### Dependencies Installation
Before we get started, let's make sure we have all dependencies installed.

In [1]:
%%capture
! pip3 install pymongo dateparser sklearn pandas numpy pprint scipy matplotlib seaborn mlxtend
%matplotlib inline


# Association Rules


## Importing Necessary Dependencies

In [2]:
# dependencies
import dateparser
import pymongo
import pandas as pd
from sklearn.cluster import KMeans
from sklearn import preprocessing
from mlxtend.frequent_patterns import apriori
from mlxtend.frequent_patterns import association_rules
from mlxtend.preprocessing import one_hot
import numpy as np
import json
import matplotlib.pyplot as plt
import seaborn as sns
sns.set(style="whitegrid", palette="muted")

### The Initial Setup

We'll create a dataframe with some made up transactions to illustrate the apriori algorithm and association rules. The dictionary key will represent the product bought, and the number will represent the quantity bought.

In [3]:
transactions = [
    {
        "beer": 1,
        "chips": 2,
        "salsa": 1,
    },
    {
        "chips": 1,
        "salsa": 1,
        "chocolate": 3
    },
    {
        "chocolate": 2,
        "diapers": 1,
        "beer": 2
    },
    {
        "chips": 2,
        "salsa": 1,
        "chocolate": 2
    },
    {
        "diapers": 3,
        "chips": 1,
        "salsa": 2,
        "beer": 2
    },
    {
        "diapers": 2,
        "chips": 1,
        "salsa": 1,
        "chocolate": 4,
        "beer": 3
    }
]

In [4]:
transactions = pd.DataFrame.from_dict(transactions)
transactions

Unnamed: 0,beer,chips,salsa,chocolate,diapers
0,1.0,2.0,1.0,,
1,,1.0,1.0,3.0,
2,2.0,,,2.0,1.0
3,,2.0,1.0,2.0,
4,2.0,1.0,2.0,,3.0
5,3.0,1.0,1.0,4.0,2.0


### Getting rid of NaN Values

We need to get rid of NaN values, so we'll use a utility method from Pandas to replace them with 0.

In [5]:
transactions.fillna(0, inplace=True)
transactions

Unnamed: 0,beer,chips,salsa,chocolate,diapers
0,1.0,2.0,1.0,0.0,0.0
1,0.0,1.0,1.0,3.0,0.0
2,2.0,0.0,0.0,2.0,1.0
3,0.0,2.0,1.0,2.0,0.0
4,2.0,1.0,2.0,0.0,3.0
5,3.0,1.0,1.0,4.0,2.0


### One-hot Encoding

We need to one hot encode the data, so that 1 means they bought the item and 0 means they didn't. We'll quickly search the dataframe and replace values greater than 1 to 1.

In [6]:
oh = transactions
for column in oh.columns:
    oh.loc[oh[column] > 0, column] = 1
oh

Unnamed: 0,beer,chips,salsa,chocolate,diapers
0,1.0,1.0,1.0,0.0,0.0
1,0.0,1.0,1.0,1.0,0.0
2,1.0,0.0,0.0,1.0,1.0
3,0.0,1.0,1.0,1.0,0.0
4,1.0,1.0,1.0,0.0,1.0
5,1.0,1.0,1.0,1.0,1.0


### Apriori

The first step is to use the apriori algorithm. This will give us our frequent itemsets and their support.

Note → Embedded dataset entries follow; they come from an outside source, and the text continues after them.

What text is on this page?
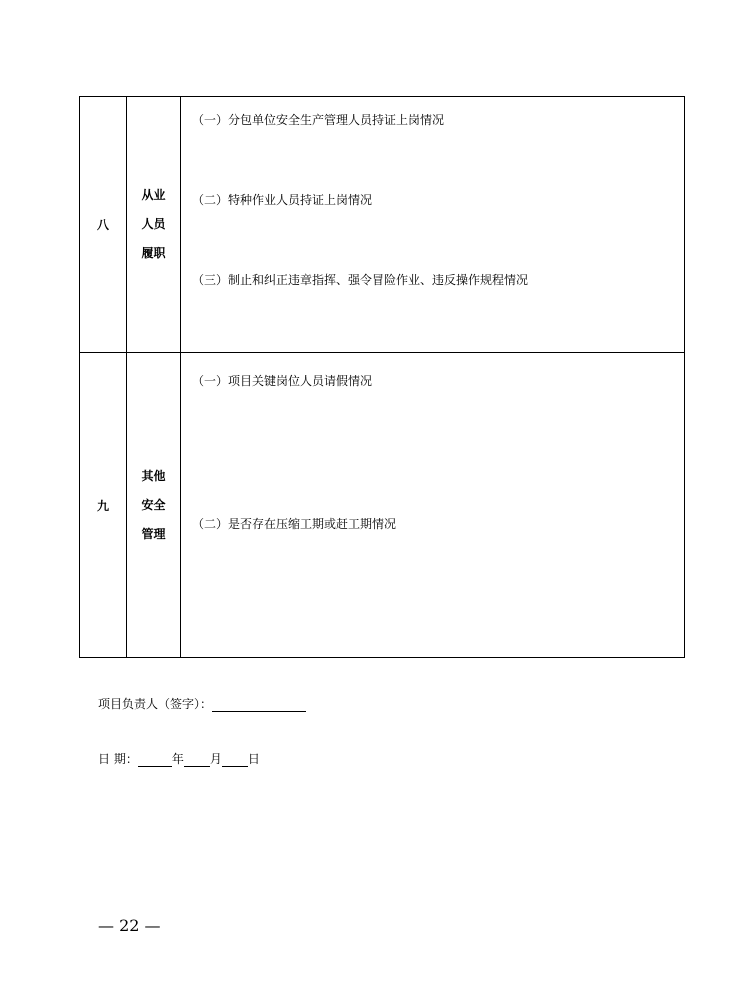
八
从业
人员
履职
（一）分包单位安全生产管理人员持证上岗情况
（二）特种作业人员持证上岗情况
（三）制止和纠正违章指挥、强令冒险作业、违反操作规程情况
九
其他
安全
管理
（一）项目关键岗位人员请假情况
（二）是否存在压缩工期或赶工期情况
项目负责人（签字）：
日 期：	年 月 日
— 22 —
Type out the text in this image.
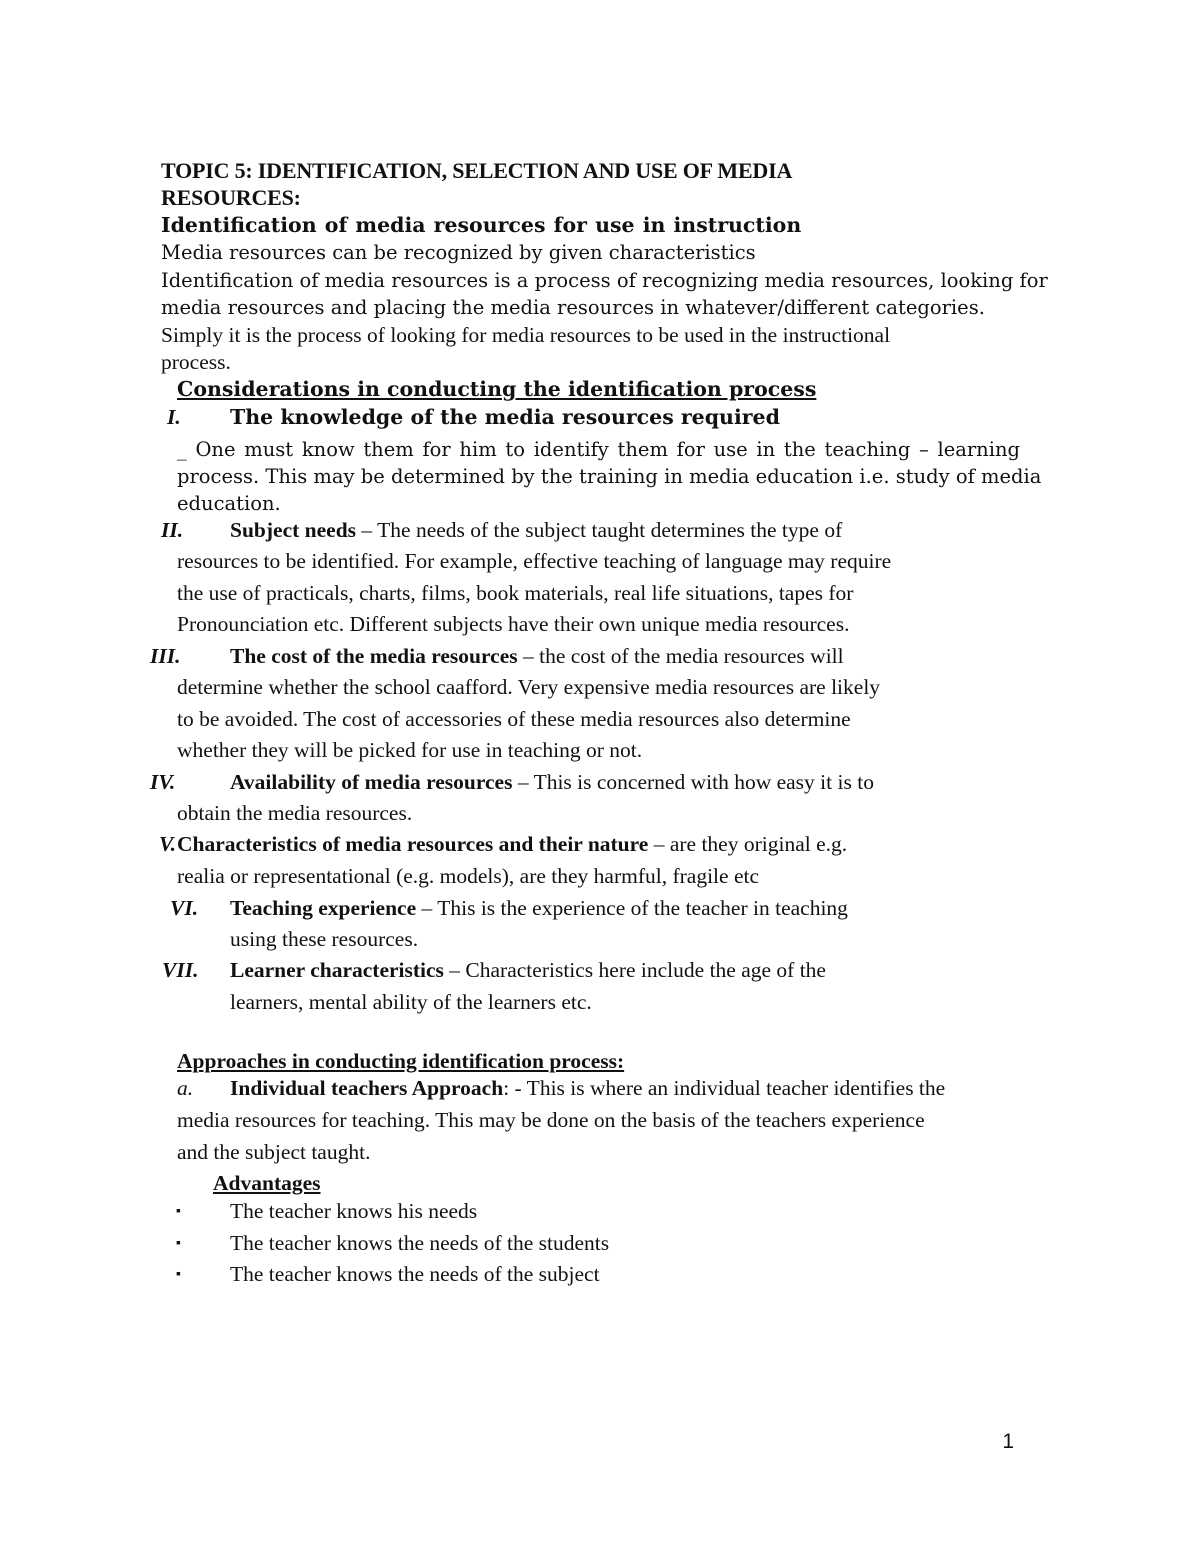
TOPIC 5: IDENTIFICATION, SELECTION AND USE OF MEDIA
RESOURCES:
Identification of media resources for use in instruction
Media resources can be recognized by given characteristics
Identification of media resources is a process of recognizing media resources, looking for
media resources and placing the media resources in whatever/different categories.
Simply it is the process of looking for media resources to be used in the instructional
process.
Considerations in conducting the identification process
I. The knowledge of the media resources required
_ One must know them for him to identify them for use in the teaching – learning
process. This may be determined by the training in media education i.e. study of media
education.
II. Subject needs – The needs of the subject taught determines the type of
resources to be identified. For example, effective teaching of language may require
the use of practicals, charts, films, book materials, real life situations, tapes for
Pronounciation etc. Different subjects have their own unique media resources.
III. The cost of the media resources – the cost of the media resources will
determine whether the school caafford. Very expensive media resources are likely
to be avoided. The cost of accessories of these media resources also determine
whether they will be picked for use in teaching or not.
IV.	Availability of media resources – This is concerned with how easy it is to
obtain the media resources.
V. Characteristics of media resources and their nature – are they original e.g.
realia or representational (e.g. models), are they harmful, fragile etc
VI. Teaching experience – This is the experience of the teacher in teaching
using these resources.
VII. Learner characteristics – Characteristics here include the age of the
learners, mental ability of the learners etc.
Approaches in conducting identification process:
a. Individual teachers Approach: - This is where an individual teacher identifies the
media resources for teaching. This may be done on the basis of the teachers experience
and the subject taught.
Advantages
▪ The teacher knows his needs
▪ The teacher knows the needs of the students
▪ The teacher knows the needs of the subject
1
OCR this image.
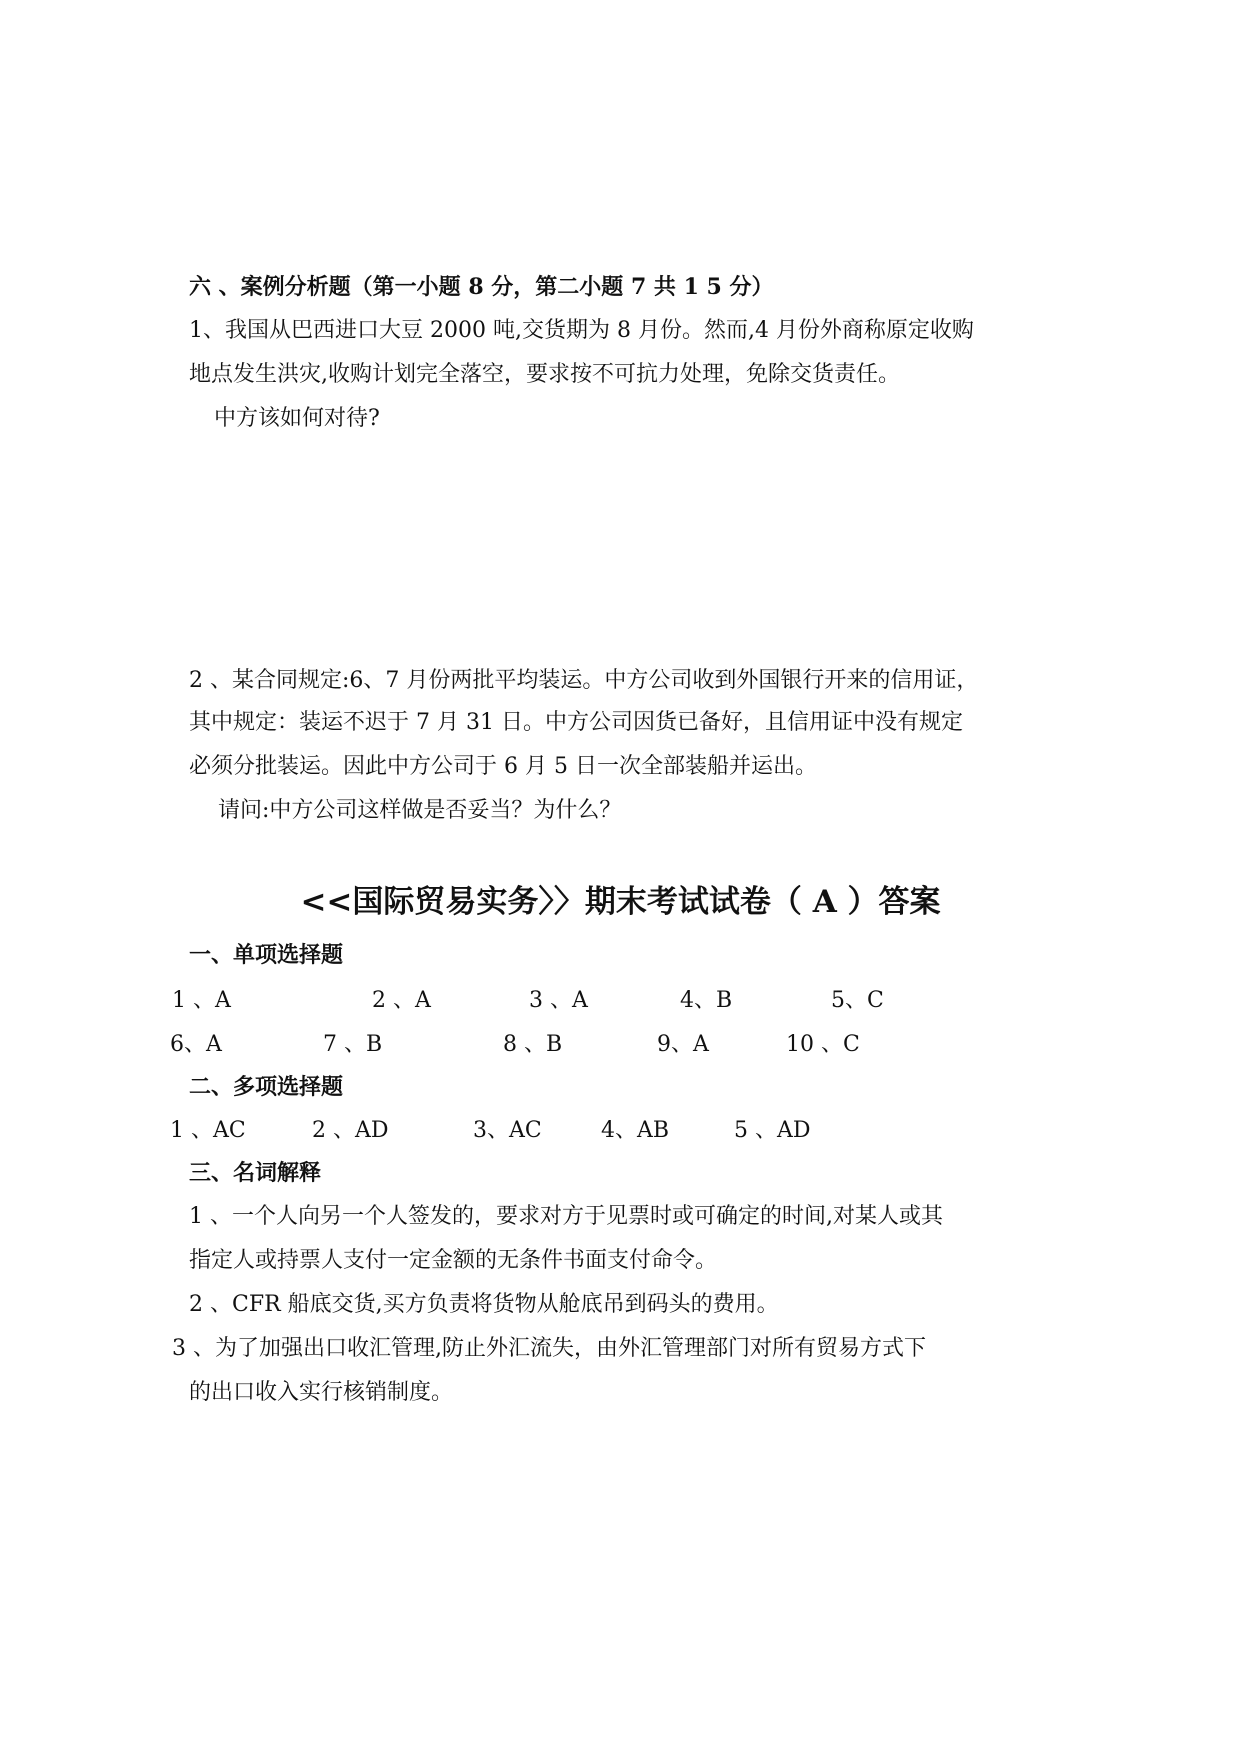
六 、案例分析题（第一小题 8 分，第二小题 7 共 1 5 分）
1、我国从巴西进口大豆 2000 吨,交货期为 8 月份。然而,4 月份外商称原定收购
地点发生洪灾,收购计划完全落空，要求按不可抗力处理，免除交货责任。
中方该如何对待?
2 、某合同规定:6、7 月份两批平均装运。中方公司收到外国银行开来的信用证，
其中规定：装运不迟于 7 月 31 日。中方公司因货已备好，且信用证中没有规定
必须分批装运。因此中方公司于 6 月 5 日一次全部装船并运出。
请问:中方公司这样做是否妥当？为什么？
<<国际贸易实务〉〉期末考试试卷（ A ）答案
一、单项选择题
1 、A	2 、A	3 、A	4、B	5、C
6、A	7 、B	8 、B	9、A	10 、C
二、多项选择题
1 、AC	2 、AD	3、AC	4、AB	5 、AD
三、名词解释
1 、一个人向另一个人签发的，要求对方于见票时或可确定的时间,对某人或其
指定人或持票人支付一定金额的无条件书面支付命令。
2 、CFR 船底交货,买方负责将货物从舱底吊到码头的费用。
3 、为了加强出口收汇管理,防止外汇流失，由外汇管理部门对所有贸易方式下
的出口收入实行核销制度。
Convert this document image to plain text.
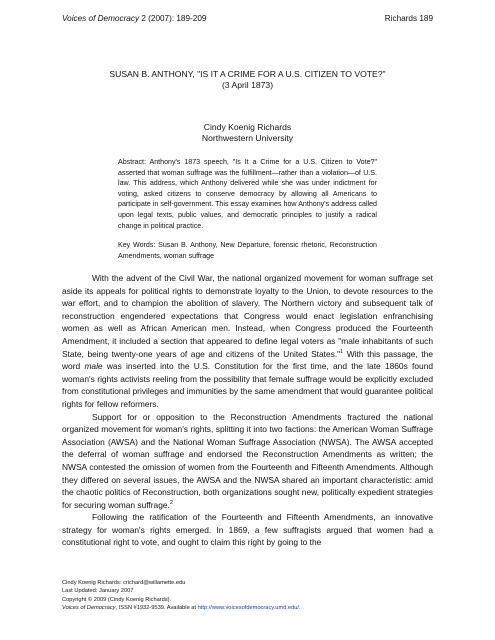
Voices of Democracy 2 (2007): 189-209	Richards 189
SUSAN B. ANTHONY, "IS IT A CRIME FOR A U.S. CITIZEN TO VOTE?"
(3 April 1873)
Cindy Koenig Richards
Northwestern University
Abstract: Anthony's 1873 speech, "Is It a Crime for a U.S. Citizen to Vote?" asserted that woman suffrage was the fulfillment—rather than a violation—of U.S. law. This address, which Anthony delivered while she was under indictment for voting, asked citizens to conserve democracy by allowing all Americans to participate in self-government. This essay examines how Anthony's address called upon legal texts, public values, and democratic principles to justify a radical change in political practice.
Key Words: Susan B. Anthony, New Departure, forensic rhetoric, Reconstruction Amendments, woman suffrage

With the advent of the Civil War, the national organized movement for woman suffrage set aside its appeals for political rights to demonstrate loyalty to the Union, to devote resources to the war effort, and to champion the abolition of slavery. The Northern victory and subsequent talk of reconstruction engendered expectations that Congress would enact legislation enfranchising women as well as African American men. Instead, when Congress produced the Fourteenth Amendment, it included a section that appeared to define legal voters as "male inhabitants of such State, being twenty-one years of age and citizens of the United States."$^1$ With this passage, the word male was inserted into the U.S. Constitution for the first time, and the late 1860s found woman's rights activists reeling from the possibility that female suffrage would be explicitly excluded from constitutional privileges and immunities by the same amendment that would guarantee political rights for fellow reformers.

Support for or opposition to the Reconstruction Amendments fractured the national organized movement for woman's rights, splitting it into two factions: the American Woman Suffrage Association (AWSA) and the National Woman Suffrage Association (NWSA). The AWSA accepted the deferral of woman suffrage and endorsed the Reconstruction Amendments as written; the NWSA contested the omission of women from the Fourteenth and Fifteenth Amendments. Although they differed on several issues, the AWSA and the NWSA shared an important characteristic: amid the chaotic politics of Reconstruction, both organizations sought new, politically expedient strategies for securing woman suffrage.$^2$

Following the ratification of the Fourteenth and Fifteenth Amendments, an innovative strategy for woman's rights emerged. In 1869, a few suffragists argued that women had a constitutional right to vote, and ought to claim this right by going to the

Cindy Koenig Richards: crichard@willamette.edu
Last Updated: January 2007
Copyright © 2009 (Cindy Koenig Richards).
Voices of Democracy, ISSN #1932-9539. Available at http://www.voicesofdemocracy.umd.edu/.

The support of an itemset is the proportion of transaction in the collection in which the itemset appears. It signifies the popularity of an itemset.

Given the above information, we have 6 transactions. Of those, beer appears in 4 of them. So, we'd expect the itemset `[beer]` to have a support value of `4/6` or `.666666667`.

Going through all of them, we can build itemsets that are just one item and calculate their support.

Now that we have our 1 item itemsets, let's build up our 2 item itemsets. So, if an itemset is [a, b] where a is chips and b is salse, the support is the ratio of the apperance of itemset `[a, b]` in all transactions. We would do this until we have exhausted all possible itemsets.

Also of key importance is being able to define some minimum threshold for which we do not care about that itemset.

For this, we'll use the `apriori` algorithm from `mlxtend`.

In [7]:
assocs = apriori(oh, min_support=0.5, use_colnames=True)

assocs =assocs.sort_values(by='support', ascending=False)
assocs

Unnamed: 0,support,itemsets
1,0.833333,(chips)
2,0.833333,(salsa)
8,0.833333,"(chips, salsa)"
0,0.666667,(beer)
3,0.666667,(chocolate)
4,0.5,(diapers)
5,0.5,"(beer, chips)"
6,0.5,"(beer, salsa)"
7,0.5,"(beer, diapers)"
9,0.5,"(chocolate, chips)"


In [8]:
rules = association_rules(assocs, min_threshold=0.5)
with pd.option_context('display.max_rows', None, 'display.max_columns', 5):
    display(rules.sort_values(by='lift', ascending=False))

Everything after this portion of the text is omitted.